Go Ask Alice is a 1971 fiction book about a teenage girl who develops a drug habit at age 15 and runs away from home on a journey of self-destructive escapism. I read a lot of Stephen King and Ray Bradbury when I was probably too young to read such things. I read The Executioner's Song by Norman Mailer when I was in middle school. But Go Ask Alice was the first book to ever haunt me both during and after.

I watched a news report the other day about the opioid epidemic in my community and the first thing that popped into my head was Alice and her story of addiction. It was one of the first books I read that did not have a happy ending or even a thread of redemption in the end. The entire read is a raw spiral as you're along for the ride on Alice's drug addled rollercoaster ride. You know it's going to wind up off the rails. You know there will be no survivors. But it doesn't stop you from rooting like hell for her. Hoping against hope.
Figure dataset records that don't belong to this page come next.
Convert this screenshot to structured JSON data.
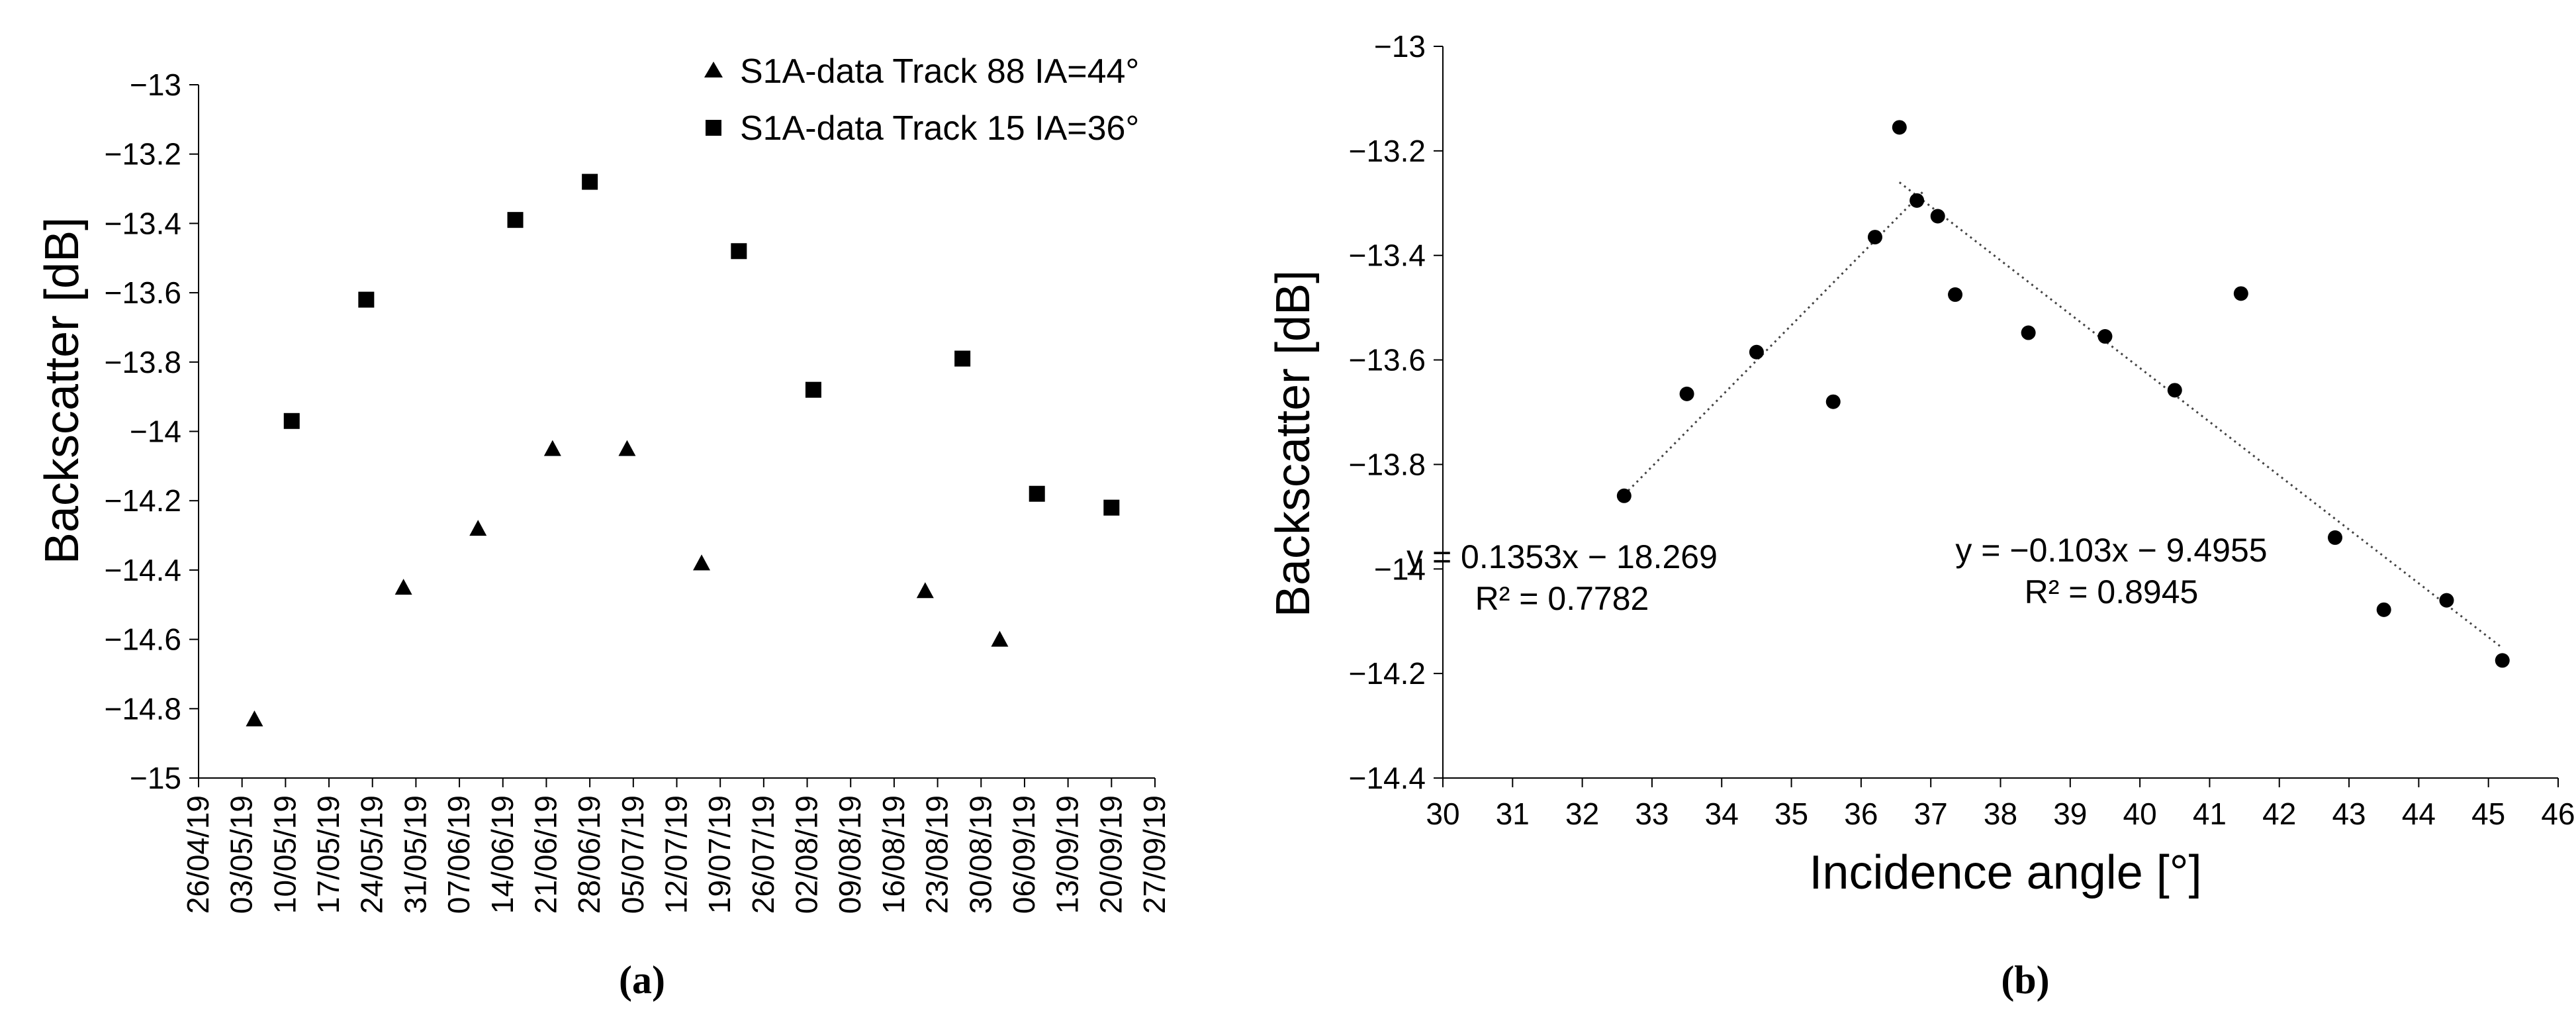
{
  "chart_data": [
    {
      "type": "scatter",
      "panel_label": "(a)",
      "ylabel": "Backscatter [dB]",
      "xlabel": "",
      "x_axis": "date",
      "xlim": [
        "26/04/19",
        "27/09/19"
      ],
      "x_ticks": [
        "26/04/19",
        "03/05/19",
        "10/05/19",
        "17/05/19",
        "24/05/19",
        "31/05/19",
        "07/06/19",
        "14/06/19",
        "21/06/19",
        "28/06/19",
        "05/07/19",
        "12/07/19",
        "19/07/19",
        "26/07/19",
        "02/08/19",
        "09/08/19",
        "16/08/19",
        "23/08/19",
        "30/08/19",
        "06/09/19",
        "13/09/19",
        "20/09/19",
        "27/09/19"
      ],
      "ylim": [
        -15,
        -13
      ],
      "y_ticks": [
        "-13",
        "-13.2",
        "-13.4",
        "-13.6",
        "-13.8",
        "-14",
        "-14.2",
        "-14.4",
        "-14.6",
        "-14.8",
        "-15"
      ],
      "grid": false,
      "legend_position": "top-right",
      "series": [
        {
          "name": "S1A-data Track 88 IA=44°",
          "marker": "triangle",
          "points": [
            {
              "x": "05/05/19",
              "y": -14.83
            },
            {
              "x": "29/05/19",
              "y": -14.45
            },
            {
              "x": "10/06/19",
              "y": -14.28
            },
            {
              "x": "22/06/19",
              "y": -14.05
            },
            {
              "x": "04/07/19",
              "y": -14.05
            },
            {
              "x": "16/07/19",
              "y": -14.38
            },
            {
              "x": "21/08/19",
              "y": -14.46
            },
            {
              "x": "02/09/19",
              "y": -14.6
            }
          ]
        },
        {
          "name": "S1A-data Track 15 IA=36°",
          "marker": "square",
          "points": [
            {
              "x": "11/05/19",
              "y": -13.97
            },
            {
              "x": "23/05/19",
              "y": -13.62
            },
            {
              "x": "16/06/19",
              "y": -13.39
            },
            {
              "x": "28/06/19",
              "y": -13.28
            },
            {
              "x": "22/07/19",
              "y": -13.48
            },
            {
              "x": "03/08/19",
              "y": -13.88
            },
            {
              "x": "27/08/19",
              "y": -13.79
            },
            {
              "x": "08/09/19",
              "y": -14.18
            },
            {
              "x": "20/09/19",
              "y": -14.22
            }
          ]
        }
      ]
    },
    {
      "type": "scatter",
      "panel_label": "(b)",
      "xlabel": "Incidence angle [°]",
      "ylabel": "Backscatter [dB]",
      "xlim": [
        30,
        46
      ],
      "x_ticks": [
        "30",
        "31",
        "32",
        "33",
        "34",
        "35",
        "36",
        "37",
        "38",
        "39",
        "40",
        "41",
        "42",
        "43",
        "44",
        "45",
        "46"
      ],
      "ylim": [
        -14.4,
        -13
      ],
      "y_ticks": [
        "-13",
        "-13.2",
        "-13.4",
        "-13.6",
        "-13.8",
        "-14",
        "-14.2",
        "-14.4"
      ],
      "grid": false,
      "series": [
        {
          "marker": "circle",
          "points": [
            {
              "x": 32.6,
              "y": -13.86
            },
            {
              "x": 33.5,
              "y": -13.665
            },
            {
              "x": 34.5,
              "y": -13.585
            },
            {
              "x": 35.6,
              "y": -13.68
            },
            {
              "x": 36.2,
              "y": -13.365
            },
            {
              "x": 36.55,
              "y": -13.155
            },
            {
              "x": 36.8,
              "y": -13.295
            },
            {
              "x": 37.1,
              "y": -13.325
            },
            {
              "x": 37.35,
              "y": -13.475
            },
            {
              "x": 38.4,
              "y": -13.548
            },
            {
              "x": 39.5,
              "y": -13.555
            },
            {
              "x": 40.5,
              "y": -13.658
            },
            {
              "x": 41.45,
              "y": -13.473
            },
            {
              "x": 42.8,
              "y": -13.94
            },
            {
              "x": 43.5,
              "y": -14.078
            },
            {
              "x": 44.4,
              "y": -14.06
            },
            {
              "x": 45.2,
              "y": -14.175
            }
          ]
        }
      ],
      "trendlines": [
        {
          "slope": 0.1353,
          "intercept": -18.269,
          "x_range": [
            32.6,
            36.9
          ],
          "equation": "y = 0.1353x − 18.269",
          "r2": "R² = 0.7782"
        },
        {
          "slope": -0.103,
          "intercept": -9.4955,
          "x_range": [
            36.55,
            45.2
          ],
          "equation": "y = −0.103x − 9.4955",
          "r2": "R² = 0.8945"
        }
      ]
    }
  ],
  "colors": {
    "ink": "#000000",
    "trendline": "#444444"
  }
}
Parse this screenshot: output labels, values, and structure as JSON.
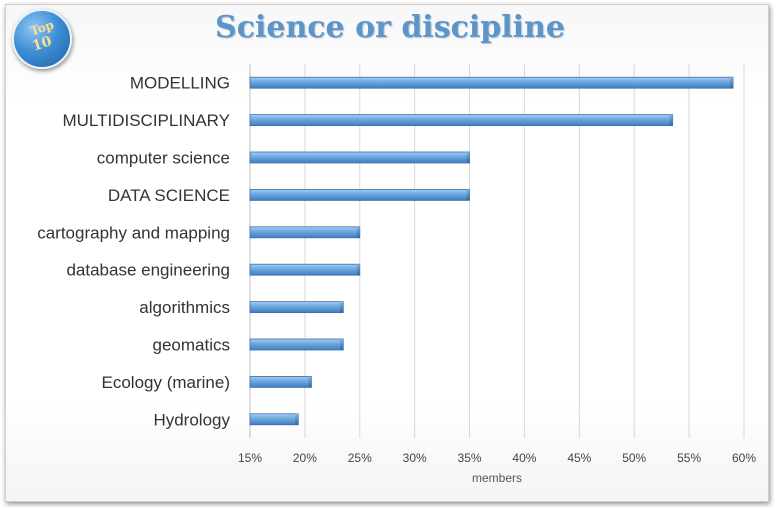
{
  "badge": {
    "line1": "Top",
    "line2": "10"
  },
  "chart_data": {
    "type": "bar",
    "orientation": "horizontal",
    "title": "Science or discipline",
    "xlabel": "members",
    "ylabel": "",
    "xlim": [
      0.15,
      0.6
    ],
    "x_ticks": [
      "15%",
      "20%",
      "25%",
      "30%",
      "35%",
      "40%",
      "45%",
      "50%",
      "55%",
      "60%"
    ],
    "grid": "vertical",
    "bar_color": "#5b9bd5",
    "categories": [
      "MODELLING",
      "MULTIDISCIPLINARY",
      "computer science",
      "DATA SCIENCE",
      "cartography and mapping",
      "database engineering",
      "algorithmics",
      "geomatics",
      "Ecology (marine)",
      "Hydrology"
    ],
    "values": [
      0.59,
      0.535,
      0.35,
      0.35,
      0.25,
      0.25,
      0.235,
      0.235,
      0.206,
      0.194
    ]
  }
}
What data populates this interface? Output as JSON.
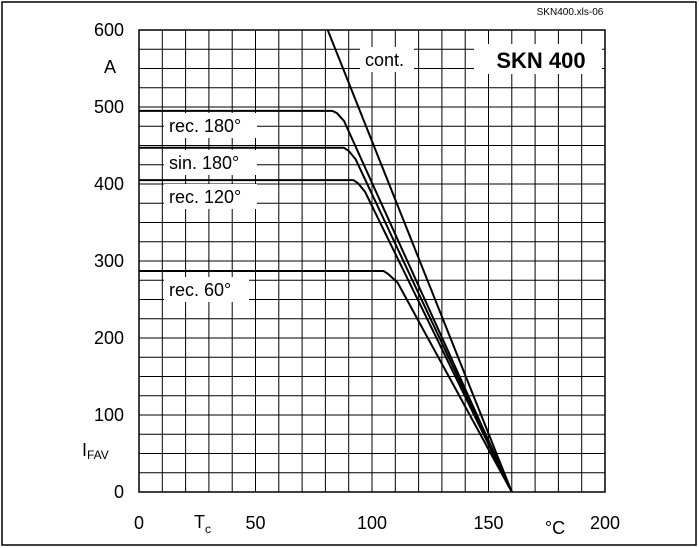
{
  "file_label": "SKN400.xls-06",
  "chart_data": {
    "type": "line",
    "title": "SKN 400",
    "x_unit": "°C",
    "y_unit": "A",
    "xlim": [
      0,
      200
    ],
    "ylim": [
      0,
      600
    ],
    "x_ticks": [
      "0",
      "50",
      "100",
      "150",
      "200"
    ],
    "y_ticks": [
      "0",
      "100",
      "200",
      "300",
      "400",
      "500",
      "600"
    ],
    "grid": true,
    "series": [
      {
        "name": "cont.",
        "points": [
          [
            81,
            600
          ],
          [
            160,
            0
          ]
        ]
      },
      {
        "name": "rec. 180°",
        "points": [
          [
            0,
            495
          ],
          [
            83,
            495
          ],
          [
            85,
            492
          ],
          [
            88,
            482
          ],
          [
            160,
            0
          ]
        ]
      },
      {
        "name": "sin. 180°",
        "points": [
          [
            0,
            447
          ],
          [
            88,
            447
          ],
          [
            90,
            443
          ],
          [
            93,
            432
          ],
          [
            160,
            0
          ]
        ]
      },
      {
        "name": "rec. 120°",
        "points": [
          [
            0,
            405
          ],
          [
            92,
            405
          ],
          [
            94,
            401
          ],
          [
            97,
            390
          ],
          [
            160,
            0
          ]
        ]
      },
      {
        "name": "rec. 60°",
        "points": [
          [
            0,
            287
          ],
          [
            105,
            287
          ],
          [
            107,
            283
          ],
          [
            111,
            272
          ],
          [
            160,
            0
          ]
        ]
      }
    ]
  }
}
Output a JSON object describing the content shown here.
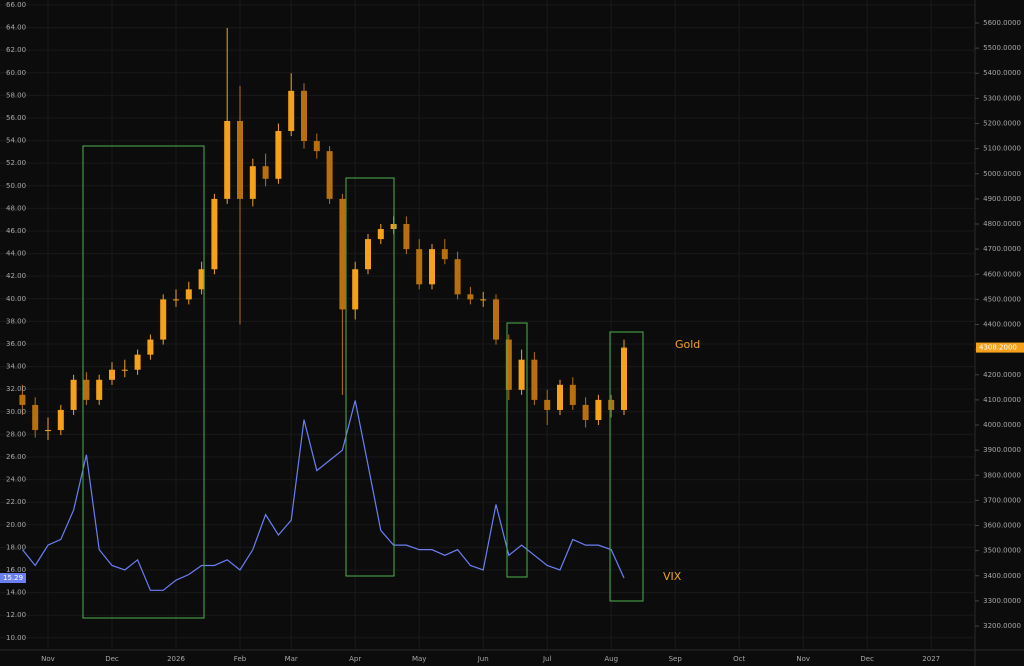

Beating the inevitable.

I wonder if I re-read it today whether or not the book would hold up or would it seem preachy or less shocking to me today. With overdoses a daily occurrence, I think it should be something all teens and parents of teens should be adding to their reading lists.

4. Bill Paxton (1955-2017)

The world is a lesser place for his passing.
— Director James Cameron

William Paxton was an American actor and director. He appeared in films such as The Terminator, Weird Science, Aliens, Predator 2, Frailty, Tombstone, True Lies, Apollo 13, Twister, Titanic, U-571, Vertical Limit, Edge of Tomorrow, Nightcrawler and many, many more. For years, he was the guy whose name you didn't know, but you knew you liked him.


"First, I wanna butter your muffin." that line from Weird Science, while maybe not the most politically correct quote in the world, has been a part of my go-to lexicon nearly all my life (as a joke of course). What woman could resist that one? Or how about, "Game over, man! Game over!" or "We're on an express elevator to hell! Goin' down." Those two lines from Aliens have been with me since 1986. Paxton's charisma and energy brought life to bit parts in movies like True Lies, Titanic, Apollo 13, Nightcrawler, Tombstone, Next of Kin and Terminator. He simply made forgettable roles memorable and made it look easy. So easy, I took it for granted and then he died and I realized I should have appreciated him a lot more while he was alive. He died at age 61 in 2017 from complications during heart surgery.

5. Leonard Cohen (1934-2016)

Give me a Leonard Cohen afterworld, so I can sigh eternally.
— Kurt Cobain

Leonard Norman Cohen was a Canadian singer-songwriter, poet and novelist. His work explored religion, politics, isolation, sexuality, and personal relationships. He's a member of the Rock and Roll Hall of Fame, the Canadian Music Hall of Fame and the Canadian Songwriter's Hall of Fame. He also won many awards for his literature and poetry.

For me, it was his lyrics combined with a voice unlike any other. The blending of the two was like a perfect cocktail to make you musically drunk. His words and his voice could tell a story in a dream and make you wonder why you were feeling the way you were feeling. Often, it wouldn't make sense but you could sense something stirring inside as you listened to his songs. It'd be a real shame for future generations not to get lost in the works of Leonard Cohen.